Turtle Guardian Ian Anderson added to this list of threats by pointing out that feral animal predation of turtle eggs from animals such as pigs and foxes and impacts from humans such as beach driving and boat strikes were also affecting this endangered species.
But there is hope, with both panellists recounting the success volunteers and researchers are having by protecting turtle nests with mesh wiring and surveillance to stop feral animal predation and 4wds as well as nest cooling trials to ensure more male turtles are produced. Ian Anderson reported an amazing experience from this year’s hatchling season on Curtis Island whilst volunteering as part of our citizen science project Team Turtle Central Queensland where he made a world-first discovery of a clutch of hybrid ‘Flathead’ turtles.
“The first hatchling popped his head out and I thought hello, you look different! It was a hybrid of a flatback and a loggerhead turtle. We were able to safely relocate him to the Sea Life team on the Sunshine Coast who are taking good care of him whilst they collect data and then will release him back in to the wild after 12 months,” said Ian Anderson.

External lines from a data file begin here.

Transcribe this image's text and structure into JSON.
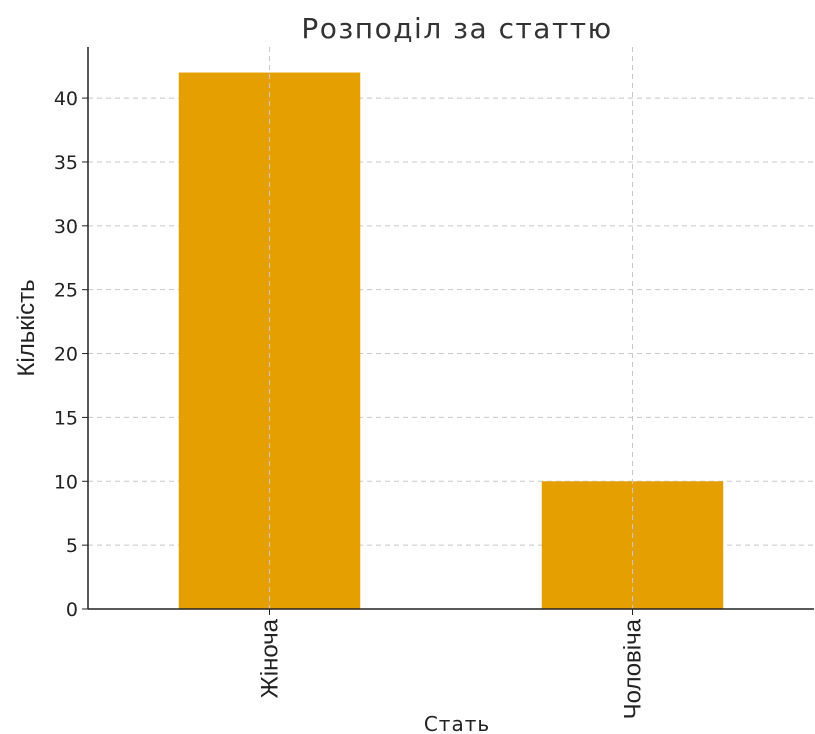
{
  "chart_data": {
    "type": "bar",
    "title": "Розподіл за статтю",
    "xlabel": "Стать",
    "ylabel": "Кількість",
    "categories": [
      "Жіноча",
      "Чоловіча"
    ],
    "values": [
      42,
      10
    ],
    "ylim": [
      0,
      44
    ],
    "yticks": [
      0,
      5,
      10,
      15,
      20,
      25,
      30,
      35,
      40
    ],
    "grid": true,
    "legend": "none",
    "bar_color": "#E69F00"
  }
}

#Four interesting turtle facts from ReefChat:
- A world-first hybrid of a flatback and loggerhead turtle was discovered this year, researchers are calling the species ‘Flathead’.
- All turtles on the Reef are endangered but the southern Great Barrier Reef population are showing signs of recovery.
- Turtles can migrate thousands of kilometres to nest at the beach they were born.
- The current nesting population of the Reef’s green turtles may have been great this year but that doesn’t mean the species is safe as the data is showing that the next generation of nesting turtles is not as big.